Título: A Justiça não tem meios para punir
Autor: Franco, Bernardo Mello
Fonte: O Globo, 21/10/2007, O País, p. 10

O diretor do Detran-DF, Délio Cardoso, defende penas mais duras para os maus motoristas. Ex-diretor do Denatran, ele reclama da interferência de políticos na gestão do trânsito e defende que o órgão federal assuma o comando do setor.

O trânsito mata 35 mil brasileiros por ano, mas ninguém conhece um motorista que tenha cumprido pena na cadeia. Por quê?

DÉLIO CARDOSO: A lei é muito branda. A sociedade condena os motoristas irresponsáveis, mas a Justiça não tem instrumentos e meios adequados para puni-los. O Código não prevê o acúmulo de agravantes como dirigir bêbado, participar de pegas e fugir sem prestar socorro. Os parentes das vítimas reclamam, com razão, que a Justiça não é feita. A impunidade deixa os órgãos executivos de trânsito de mãos atadas.

Em que sentido?

CARDOSO: Os Detrans fazem campanha o ano inteiro para dizer que o motorista deve agir de forma consciente, mas não há contrapartida do Estado na punição dos infratores. O jovem que tira a carteira sabe que nada vai acontecer se ele for irresponsável no trânsito.

O motorista se torna irresponsável com o tempo?

CARDOSO: O permissionário (motorista que recebe a primeira habilitação, válida por um ano) é extremamente cauteloso, porque sabe que qualquer infração vai impedi-lo de dirigir. É um motorista que não se arrisca nem a parar o carro em local proibido. Depois que recebe a carteira definitiva e vê que a lei é pouco rigorosa, ganha autoconfiança e deixa o cuidado para trás.

O país tem mais de 1.300 órgãos para cuidar do trânsito. Por que o sistema não funciona?

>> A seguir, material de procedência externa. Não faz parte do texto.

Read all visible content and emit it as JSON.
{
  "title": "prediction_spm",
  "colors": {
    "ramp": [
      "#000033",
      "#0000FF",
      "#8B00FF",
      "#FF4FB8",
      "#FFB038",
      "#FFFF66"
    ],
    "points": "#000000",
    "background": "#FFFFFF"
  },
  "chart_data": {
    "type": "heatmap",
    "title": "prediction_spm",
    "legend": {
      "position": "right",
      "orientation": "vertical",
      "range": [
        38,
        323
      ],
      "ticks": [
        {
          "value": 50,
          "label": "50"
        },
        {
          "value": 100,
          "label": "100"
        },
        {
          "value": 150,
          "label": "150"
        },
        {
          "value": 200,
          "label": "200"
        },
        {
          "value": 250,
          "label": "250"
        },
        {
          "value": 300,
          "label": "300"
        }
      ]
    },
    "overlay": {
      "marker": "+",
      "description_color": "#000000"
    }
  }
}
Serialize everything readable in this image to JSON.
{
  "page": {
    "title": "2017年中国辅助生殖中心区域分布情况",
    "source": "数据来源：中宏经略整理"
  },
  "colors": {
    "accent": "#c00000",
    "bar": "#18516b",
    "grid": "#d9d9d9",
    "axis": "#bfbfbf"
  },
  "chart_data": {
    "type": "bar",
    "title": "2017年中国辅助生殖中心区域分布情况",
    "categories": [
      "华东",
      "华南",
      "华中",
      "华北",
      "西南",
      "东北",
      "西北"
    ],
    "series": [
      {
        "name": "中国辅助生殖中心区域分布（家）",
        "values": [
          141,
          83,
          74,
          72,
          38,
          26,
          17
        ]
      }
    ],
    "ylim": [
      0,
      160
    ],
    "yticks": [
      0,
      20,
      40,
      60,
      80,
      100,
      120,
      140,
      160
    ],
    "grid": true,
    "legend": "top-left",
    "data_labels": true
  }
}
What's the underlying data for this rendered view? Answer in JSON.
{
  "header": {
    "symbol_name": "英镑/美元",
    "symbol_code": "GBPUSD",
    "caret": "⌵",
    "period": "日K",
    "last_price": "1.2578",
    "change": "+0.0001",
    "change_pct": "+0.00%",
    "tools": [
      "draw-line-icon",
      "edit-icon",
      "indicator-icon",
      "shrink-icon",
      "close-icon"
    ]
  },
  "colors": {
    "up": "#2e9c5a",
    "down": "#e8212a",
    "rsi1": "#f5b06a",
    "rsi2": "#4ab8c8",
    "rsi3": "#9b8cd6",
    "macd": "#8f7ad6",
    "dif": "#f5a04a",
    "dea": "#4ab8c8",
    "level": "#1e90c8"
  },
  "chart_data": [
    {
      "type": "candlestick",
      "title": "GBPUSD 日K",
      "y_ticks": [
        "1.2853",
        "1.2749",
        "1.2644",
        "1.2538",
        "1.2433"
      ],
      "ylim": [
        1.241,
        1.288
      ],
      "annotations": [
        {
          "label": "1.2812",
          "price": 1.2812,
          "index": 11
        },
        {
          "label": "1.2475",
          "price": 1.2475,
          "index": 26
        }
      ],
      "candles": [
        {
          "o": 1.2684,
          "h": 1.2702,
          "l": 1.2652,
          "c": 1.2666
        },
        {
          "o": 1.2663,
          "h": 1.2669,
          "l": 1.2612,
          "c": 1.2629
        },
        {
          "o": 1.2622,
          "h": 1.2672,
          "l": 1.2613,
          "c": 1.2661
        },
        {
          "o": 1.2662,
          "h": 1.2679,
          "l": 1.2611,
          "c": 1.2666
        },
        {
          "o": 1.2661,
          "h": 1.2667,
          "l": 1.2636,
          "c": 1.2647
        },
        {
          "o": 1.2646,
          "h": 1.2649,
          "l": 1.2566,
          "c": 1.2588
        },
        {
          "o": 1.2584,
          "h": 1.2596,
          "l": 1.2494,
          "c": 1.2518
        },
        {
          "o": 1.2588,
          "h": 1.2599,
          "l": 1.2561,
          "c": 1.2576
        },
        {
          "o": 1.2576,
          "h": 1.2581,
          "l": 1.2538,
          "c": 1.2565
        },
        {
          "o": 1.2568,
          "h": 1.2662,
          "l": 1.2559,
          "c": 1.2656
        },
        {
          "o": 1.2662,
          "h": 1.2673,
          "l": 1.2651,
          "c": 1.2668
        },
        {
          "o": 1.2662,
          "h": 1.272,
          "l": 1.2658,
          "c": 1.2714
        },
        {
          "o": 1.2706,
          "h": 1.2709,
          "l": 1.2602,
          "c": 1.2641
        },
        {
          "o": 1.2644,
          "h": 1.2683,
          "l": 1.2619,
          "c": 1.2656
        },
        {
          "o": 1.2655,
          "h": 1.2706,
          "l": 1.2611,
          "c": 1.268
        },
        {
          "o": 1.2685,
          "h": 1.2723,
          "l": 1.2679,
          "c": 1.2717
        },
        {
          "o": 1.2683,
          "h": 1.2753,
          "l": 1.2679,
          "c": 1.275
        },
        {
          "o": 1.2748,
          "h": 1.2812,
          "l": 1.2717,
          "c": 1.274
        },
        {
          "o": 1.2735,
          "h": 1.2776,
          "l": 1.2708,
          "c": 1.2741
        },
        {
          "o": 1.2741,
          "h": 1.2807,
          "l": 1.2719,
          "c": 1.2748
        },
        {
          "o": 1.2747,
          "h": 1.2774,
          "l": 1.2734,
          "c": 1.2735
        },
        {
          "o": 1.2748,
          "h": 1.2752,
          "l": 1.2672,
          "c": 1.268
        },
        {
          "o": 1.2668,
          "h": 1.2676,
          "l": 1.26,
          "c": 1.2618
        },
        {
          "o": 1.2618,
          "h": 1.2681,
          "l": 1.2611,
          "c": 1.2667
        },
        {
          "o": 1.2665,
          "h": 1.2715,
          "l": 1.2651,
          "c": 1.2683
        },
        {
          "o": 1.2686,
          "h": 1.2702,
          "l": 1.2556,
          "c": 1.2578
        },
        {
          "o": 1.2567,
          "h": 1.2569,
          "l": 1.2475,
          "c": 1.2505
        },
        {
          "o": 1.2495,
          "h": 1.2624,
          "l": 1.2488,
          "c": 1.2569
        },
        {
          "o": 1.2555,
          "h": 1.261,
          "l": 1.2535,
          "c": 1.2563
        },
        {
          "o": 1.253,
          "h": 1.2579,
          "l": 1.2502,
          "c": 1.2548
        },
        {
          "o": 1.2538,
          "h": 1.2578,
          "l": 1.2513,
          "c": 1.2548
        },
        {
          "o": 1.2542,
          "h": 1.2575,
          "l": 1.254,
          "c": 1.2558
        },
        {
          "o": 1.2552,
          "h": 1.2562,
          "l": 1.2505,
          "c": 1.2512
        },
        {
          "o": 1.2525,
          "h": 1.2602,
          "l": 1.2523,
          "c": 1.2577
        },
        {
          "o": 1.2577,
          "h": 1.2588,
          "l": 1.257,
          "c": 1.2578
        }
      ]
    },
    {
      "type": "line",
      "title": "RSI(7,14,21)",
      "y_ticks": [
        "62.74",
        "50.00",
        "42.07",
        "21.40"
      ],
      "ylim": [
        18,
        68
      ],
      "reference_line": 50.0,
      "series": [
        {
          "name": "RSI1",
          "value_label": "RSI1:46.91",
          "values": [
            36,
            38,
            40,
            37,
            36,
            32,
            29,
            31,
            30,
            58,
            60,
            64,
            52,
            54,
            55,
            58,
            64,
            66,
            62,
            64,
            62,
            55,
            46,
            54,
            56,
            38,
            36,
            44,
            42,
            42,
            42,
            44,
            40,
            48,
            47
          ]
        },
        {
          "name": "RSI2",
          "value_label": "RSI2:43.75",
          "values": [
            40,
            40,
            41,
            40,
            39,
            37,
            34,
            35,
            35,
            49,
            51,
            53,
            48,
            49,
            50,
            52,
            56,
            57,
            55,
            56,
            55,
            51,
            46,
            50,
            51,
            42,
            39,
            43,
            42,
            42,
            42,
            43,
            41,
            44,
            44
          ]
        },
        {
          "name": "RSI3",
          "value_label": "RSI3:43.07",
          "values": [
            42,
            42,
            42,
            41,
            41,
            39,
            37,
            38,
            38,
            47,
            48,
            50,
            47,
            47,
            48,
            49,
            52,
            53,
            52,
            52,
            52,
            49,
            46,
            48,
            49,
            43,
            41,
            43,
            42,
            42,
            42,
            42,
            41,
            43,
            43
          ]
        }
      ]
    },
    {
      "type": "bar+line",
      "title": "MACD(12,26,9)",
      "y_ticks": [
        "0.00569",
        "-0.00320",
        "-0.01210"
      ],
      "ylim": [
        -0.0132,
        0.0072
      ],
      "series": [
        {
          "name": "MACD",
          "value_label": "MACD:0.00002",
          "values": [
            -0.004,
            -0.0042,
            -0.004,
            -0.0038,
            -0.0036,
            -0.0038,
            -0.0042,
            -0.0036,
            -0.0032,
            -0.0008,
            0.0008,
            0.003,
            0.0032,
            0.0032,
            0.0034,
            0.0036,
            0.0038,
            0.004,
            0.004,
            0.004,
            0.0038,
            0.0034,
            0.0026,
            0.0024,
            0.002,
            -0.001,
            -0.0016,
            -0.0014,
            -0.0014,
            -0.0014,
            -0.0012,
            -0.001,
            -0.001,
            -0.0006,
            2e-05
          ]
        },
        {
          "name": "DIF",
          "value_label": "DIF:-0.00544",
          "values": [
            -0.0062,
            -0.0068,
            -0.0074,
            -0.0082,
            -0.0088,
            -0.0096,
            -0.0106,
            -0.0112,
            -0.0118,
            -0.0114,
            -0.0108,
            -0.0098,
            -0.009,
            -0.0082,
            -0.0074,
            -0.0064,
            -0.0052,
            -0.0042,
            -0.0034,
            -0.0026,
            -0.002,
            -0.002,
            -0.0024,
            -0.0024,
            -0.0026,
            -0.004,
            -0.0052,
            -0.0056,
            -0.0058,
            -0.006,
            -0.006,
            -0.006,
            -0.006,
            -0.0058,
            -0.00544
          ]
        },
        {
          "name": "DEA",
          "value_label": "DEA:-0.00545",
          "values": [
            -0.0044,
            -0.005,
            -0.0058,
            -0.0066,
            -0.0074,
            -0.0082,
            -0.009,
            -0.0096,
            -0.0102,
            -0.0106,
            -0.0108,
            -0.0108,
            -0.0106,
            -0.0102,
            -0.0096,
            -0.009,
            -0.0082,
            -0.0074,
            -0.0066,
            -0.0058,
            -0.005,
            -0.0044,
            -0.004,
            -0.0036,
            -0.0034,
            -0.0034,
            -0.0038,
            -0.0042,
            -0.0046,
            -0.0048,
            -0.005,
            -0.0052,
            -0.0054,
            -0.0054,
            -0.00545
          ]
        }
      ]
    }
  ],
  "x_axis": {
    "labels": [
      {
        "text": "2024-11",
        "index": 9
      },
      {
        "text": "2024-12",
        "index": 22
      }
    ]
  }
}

CARDOSO: O modelo é errado, foi feito para não funcionar. Nos anos 50, o trânsito do Japão era mais caótico do que o nosso. O governo adotou a gestão unificada, e o mesmo ministério passou a cuidar de trânsito e transportes, o que não acontece no Brasil. As decisões tomadas valem para todas as províncias. O resultado é uma ilhota com 80 milhões de veículos e eficiência total na gestão. Onde os estados não respeitam as mesmas regras, vira bagunça.

Quais as conseqüências da divisão de poderes?

CARDOSO: Os Detrans estão sujeitos a interferências, loteamento político. Nos estados pobres, governadores aceitam a tragédia no trânsito para não perder votos com multas. É inaceitável.